Abstract

Various bifurcation phenomena in a nonlinear curved beam subjected to base harmonic excitation, which is governed by a coupled nonlinear equation with both quadratic and cubic nonlinearities, are investigated using the incremental harmonic balance (IHB) method. The nonlinear partial differential equation that governs the motion of the curved beam is given using Hamilton’s principle. A spatially discretized governing equation is derived using Galerkin’s method, yielding a set of second-order nonlinear ordinary different equations. A high-dimensional model that can take nonlinear model coupling into account is derived. Specific attention is paid to the different bifurcation phenomena of frequency responses and amplitude responses of the system without and with an anti-symmetric mode being excited.

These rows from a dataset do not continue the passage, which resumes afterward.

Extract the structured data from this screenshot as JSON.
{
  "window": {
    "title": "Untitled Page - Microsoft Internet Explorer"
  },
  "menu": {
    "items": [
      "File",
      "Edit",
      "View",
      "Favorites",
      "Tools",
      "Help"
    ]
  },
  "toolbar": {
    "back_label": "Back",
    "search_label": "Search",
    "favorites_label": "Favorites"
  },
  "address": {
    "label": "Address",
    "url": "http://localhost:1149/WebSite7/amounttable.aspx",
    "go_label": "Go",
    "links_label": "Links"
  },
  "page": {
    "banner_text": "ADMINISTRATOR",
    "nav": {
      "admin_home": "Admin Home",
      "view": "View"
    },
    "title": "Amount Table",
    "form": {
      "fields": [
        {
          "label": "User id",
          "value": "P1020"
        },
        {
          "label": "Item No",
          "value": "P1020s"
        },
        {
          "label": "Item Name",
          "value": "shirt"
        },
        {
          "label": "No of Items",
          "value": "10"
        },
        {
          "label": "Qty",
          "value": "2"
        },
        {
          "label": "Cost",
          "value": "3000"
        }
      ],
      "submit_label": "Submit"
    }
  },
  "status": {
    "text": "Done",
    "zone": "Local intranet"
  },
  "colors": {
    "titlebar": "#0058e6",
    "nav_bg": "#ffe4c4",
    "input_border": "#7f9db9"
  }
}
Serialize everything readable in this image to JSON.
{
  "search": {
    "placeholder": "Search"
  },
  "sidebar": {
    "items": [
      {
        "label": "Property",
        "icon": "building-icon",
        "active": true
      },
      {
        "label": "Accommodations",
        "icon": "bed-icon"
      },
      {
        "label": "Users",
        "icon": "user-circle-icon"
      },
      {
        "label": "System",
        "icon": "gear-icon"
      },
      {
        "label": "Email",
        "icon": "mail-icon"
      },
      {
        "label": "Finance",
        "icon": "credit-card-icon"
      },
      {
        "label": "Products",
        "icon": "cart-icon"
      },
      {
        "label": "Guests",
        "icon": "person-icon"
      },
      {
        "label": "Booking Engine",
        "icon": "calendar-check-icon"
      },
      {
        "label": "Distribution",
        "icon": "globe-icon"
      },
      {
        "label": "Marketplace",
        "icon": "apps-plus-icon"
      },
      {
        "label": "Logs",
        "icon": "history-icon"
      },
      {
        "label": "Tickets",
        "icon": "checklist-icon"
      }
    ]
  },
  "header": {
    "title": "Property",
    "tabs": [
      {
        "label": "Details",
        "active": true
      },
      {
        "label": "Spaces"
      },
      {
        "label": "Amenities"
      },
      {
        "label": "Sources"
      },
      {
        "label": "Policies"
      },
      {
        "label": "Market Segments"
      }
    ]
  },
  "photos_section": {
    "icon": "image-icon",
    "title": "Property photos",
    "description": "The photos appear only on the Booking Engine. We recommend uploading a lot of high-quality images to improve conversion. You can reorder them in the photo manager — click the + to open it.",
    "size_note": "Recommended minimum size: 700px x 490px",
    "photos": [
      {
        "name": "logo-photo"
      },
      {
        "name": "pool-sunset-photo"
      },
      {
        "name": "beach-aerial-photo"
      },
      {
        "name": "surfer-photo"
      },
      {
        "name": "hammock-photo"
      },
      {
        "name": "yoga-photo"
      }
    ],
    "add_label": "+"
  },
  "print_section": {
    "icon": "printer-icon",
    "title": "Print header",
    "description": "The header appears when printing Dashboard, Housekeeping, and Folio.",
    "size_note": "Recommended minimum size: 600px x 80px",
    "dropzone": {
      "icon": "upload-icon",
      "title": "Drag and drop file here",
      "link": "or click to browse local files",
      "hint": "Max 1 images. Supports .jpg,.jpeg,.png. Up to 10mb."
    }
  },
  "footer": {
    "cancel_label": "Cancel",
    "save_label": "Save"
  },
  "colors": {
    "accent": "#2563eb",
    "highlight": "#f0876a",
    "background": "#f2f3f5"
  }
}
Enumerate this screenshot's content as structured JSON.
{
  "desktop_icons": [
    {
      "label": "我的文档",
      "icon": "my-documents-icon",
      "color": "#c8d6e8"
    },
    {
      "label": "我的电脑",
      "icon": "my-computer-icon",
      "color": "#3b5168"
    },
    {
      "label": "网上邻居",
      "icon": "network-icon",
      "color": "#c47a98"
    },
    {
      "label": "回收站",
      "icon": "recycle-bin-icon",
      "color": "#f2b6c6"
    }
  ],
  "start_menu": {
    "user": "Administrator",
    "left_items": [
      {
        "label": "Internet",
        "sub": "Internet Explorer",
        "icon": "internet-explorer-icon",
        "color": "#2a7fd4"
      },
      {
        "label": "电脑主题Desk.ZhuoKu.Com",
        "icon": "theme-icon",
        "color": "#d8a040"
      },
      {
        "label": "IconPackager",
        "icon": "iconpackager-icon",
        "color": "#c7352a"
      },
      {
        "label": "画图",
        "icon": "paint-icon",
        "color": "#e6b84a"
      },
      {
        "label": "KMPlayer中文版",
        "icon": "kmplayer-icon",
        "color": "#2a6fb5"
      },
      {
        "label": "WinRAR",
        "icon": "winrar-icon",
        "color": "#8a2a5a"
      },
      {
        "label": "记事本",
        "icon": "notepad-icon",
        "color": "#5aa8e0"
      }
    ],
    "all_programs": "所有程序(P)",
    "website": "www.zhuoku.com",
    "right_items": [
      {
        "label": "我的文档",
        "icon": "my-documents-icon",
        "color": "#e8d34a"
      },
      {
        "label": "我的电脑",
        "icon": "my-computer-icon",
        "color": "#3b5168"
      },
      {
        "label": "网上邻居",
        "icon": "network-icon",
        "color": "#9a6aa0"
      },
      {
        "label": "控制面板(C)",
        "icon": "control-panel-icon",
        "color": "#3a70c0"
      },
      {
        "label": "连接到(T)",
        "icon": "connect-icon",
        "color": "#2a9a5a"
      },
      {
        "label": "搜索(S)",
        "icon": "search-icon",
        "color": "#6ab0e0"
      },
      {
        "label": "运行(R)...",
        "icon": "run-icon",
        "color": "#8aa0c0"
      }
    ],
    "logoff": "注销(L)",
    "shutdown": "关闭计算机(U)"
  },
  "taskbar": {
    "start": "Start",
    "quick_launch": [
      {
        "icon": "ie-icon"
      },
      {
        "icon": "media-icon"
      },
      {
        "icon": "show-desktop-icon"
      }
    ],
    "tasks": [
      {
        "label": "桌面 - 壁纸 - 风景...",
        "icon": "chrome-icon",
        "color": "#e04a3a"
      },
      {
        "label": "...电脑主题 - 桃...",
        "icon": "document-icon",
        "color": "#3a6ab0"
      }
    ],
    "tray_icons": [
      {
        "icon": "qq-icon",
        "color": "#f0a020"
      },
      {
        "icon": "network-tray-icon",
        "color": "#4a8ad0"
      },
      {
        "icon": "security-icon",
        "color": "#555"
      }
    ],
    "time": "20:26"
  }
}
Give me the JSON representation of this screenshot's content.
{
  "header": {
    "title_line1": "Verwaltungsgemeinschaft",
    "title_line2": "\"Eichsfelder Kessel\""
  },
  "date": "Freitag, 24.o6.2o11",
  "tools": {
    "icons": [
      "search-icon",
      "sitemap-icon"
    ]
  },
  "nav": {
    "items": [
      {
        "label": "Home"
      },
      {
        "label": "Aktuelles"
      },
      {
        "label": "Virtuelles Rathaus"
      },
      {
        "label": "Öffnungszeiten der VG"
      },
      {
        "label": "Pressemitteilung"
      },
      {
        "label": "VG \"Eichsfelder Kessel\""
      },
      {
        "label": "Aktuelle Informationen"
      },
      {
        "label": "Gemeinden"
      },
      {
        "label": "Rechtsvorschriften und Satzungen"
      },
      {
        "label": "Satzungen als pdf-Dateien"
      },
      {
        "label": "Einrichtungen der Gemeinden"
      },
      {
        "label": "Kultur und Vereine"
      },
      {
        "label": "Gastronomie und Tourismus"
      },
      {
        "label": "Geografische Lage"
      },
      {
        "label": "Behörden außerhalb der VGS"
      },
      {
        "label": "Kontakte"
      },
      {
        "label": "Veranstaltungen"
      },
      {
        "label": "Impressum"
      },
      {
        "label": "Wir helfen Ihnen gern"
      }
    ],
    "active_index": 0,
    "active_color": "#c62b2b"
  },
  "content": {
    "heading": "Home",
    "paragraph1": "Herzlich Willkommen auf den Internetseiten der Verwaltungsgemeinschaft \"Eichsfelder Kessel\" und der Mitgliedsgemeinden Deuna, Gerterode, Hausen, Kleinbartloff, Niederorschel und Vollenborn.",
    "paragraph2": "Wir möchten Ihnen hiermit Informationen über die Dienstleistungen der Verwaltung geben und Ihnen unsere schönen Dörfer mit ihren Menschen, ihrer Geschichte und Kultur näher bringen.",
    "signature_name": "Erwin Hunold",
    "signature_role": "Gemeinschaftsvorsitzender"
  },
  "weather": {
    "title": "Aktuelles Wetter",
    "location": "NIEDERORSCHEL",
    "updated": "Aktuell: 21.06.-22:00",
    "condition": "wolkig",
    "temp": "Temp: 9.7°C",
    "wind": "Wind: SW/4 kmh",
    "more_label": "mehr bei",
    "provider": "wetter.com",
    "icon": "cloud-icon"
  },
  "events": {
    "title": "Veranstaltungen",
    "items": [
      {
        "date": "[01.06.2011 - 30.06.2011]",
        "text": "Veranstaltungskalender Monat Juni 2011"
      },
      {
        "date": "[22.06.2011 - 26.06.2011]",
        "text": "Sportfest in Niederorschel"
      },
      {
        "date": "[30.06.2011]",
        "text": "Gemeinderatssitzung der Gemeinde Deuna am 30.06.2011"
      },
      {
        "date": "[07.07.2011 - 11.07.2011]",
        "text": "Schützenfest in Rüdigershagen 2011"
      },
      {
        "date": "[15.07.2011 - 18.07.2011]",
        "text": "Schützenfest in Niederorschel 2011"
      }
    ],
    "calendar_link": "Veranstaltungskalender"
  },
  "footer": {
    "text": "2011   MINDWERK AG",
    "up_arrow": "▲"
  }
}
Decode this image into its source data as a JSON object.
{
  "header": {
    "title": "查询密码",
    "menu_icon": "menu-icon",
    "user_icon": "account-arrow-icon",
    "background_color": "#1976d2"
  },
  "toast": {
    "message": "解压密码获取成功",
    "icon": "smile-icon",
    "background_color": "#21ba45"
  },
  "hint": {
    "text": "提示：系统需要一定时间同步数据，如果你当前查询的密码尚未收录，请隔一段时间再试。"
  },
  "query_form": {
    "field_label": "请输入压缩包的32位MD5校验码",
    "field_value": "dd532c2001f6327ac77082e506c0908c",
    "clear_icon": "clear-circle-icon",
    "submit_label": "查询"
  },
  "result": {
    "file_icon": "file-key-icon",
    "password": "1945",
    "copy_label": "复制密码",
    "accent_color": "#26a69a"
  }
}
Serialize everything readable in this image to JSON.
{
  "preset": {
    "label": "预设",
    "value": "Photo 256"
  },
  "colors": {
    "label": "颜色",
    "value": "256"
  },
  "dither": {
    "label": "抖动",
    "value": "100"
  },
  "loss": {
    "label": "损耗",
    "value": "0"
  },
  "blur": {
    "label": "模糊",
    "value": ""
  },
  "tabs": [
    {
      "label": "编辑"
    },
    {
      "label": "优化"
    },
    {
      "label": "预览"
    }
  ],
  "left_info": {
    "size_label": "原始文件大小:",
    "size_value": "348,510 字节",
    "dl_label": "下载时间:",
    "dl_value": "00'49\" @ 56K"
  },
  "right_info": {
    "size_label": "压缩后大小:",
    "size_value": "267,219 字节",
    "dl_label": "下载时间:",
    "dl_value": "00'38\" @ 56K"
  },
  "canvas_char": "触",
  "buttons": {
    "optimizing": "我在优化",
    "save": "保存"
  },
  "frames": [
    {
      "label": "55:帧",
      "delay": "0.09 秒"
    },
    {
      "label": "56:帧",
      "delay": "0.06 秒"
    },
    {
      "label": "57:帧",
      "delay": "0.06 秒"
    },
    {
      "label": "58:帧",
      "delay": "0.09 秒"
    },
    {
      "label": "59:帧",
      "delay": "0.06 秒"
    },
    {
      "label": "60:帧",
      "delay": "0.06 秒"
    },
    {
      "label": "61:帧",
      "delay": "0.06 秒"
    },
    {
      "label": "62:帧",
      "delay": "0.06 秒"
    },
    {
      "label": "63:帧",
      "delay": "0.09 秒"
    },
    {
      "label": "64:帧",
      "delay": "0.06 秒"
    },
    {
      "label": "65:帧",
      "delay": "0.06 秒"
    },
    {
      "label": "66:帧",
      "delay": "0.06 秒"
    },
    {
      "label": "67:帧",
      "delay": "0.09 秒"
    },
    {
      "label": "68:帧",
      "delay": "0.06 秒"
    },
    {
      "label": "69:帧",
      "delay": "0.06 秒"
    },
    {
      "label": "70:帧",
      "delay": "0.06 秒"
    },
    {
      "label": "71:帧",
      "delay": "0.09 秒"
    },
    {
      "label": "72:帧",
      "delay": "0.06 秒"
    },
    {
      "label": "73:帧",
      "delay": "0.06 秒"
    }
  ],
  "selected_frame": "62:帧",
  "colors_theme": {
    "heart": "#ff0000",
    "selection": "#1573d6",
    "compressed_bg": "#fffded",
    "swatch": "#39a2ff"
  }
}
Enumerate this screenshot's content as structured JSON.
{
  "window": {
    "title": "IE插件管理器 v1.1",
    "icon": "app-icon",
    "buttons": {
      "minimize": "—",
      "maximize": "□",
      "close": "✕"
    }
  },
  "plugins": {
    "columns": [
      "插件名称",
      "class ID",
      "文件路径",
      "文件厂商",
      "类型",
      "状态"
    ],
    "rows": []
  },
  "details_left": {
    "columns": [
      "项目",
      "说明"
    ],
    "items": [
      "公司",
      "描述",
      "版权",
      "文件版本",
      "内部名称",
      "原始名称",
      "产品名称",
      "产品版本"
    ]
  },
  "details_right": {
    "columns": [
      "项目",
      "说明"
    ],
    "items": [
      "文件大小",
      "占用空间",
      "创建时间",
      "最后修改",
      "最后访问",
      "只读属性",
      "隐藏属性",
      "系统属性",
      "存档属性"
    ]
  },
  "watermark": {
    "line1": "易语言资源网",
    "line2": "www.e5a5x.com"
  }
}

Numerical results reveal the rich and interesting diverse bifurcation phenomena that have not been presented in the existent literature on the nonlinear vibration of the curved beam system. Saddle-node, Hopf, and period-doubling bifurcations are observed without an anti-symmetric mode being excited. Besides, a symmetry-breaking bifurcation is observed with an anti-symmetric mode being excited. Furthermore, the phase portraits and bifurcation points obtained by the IHB method agree very well with those obtained by the numerical integration using the fourth-order Runge–Kutta method.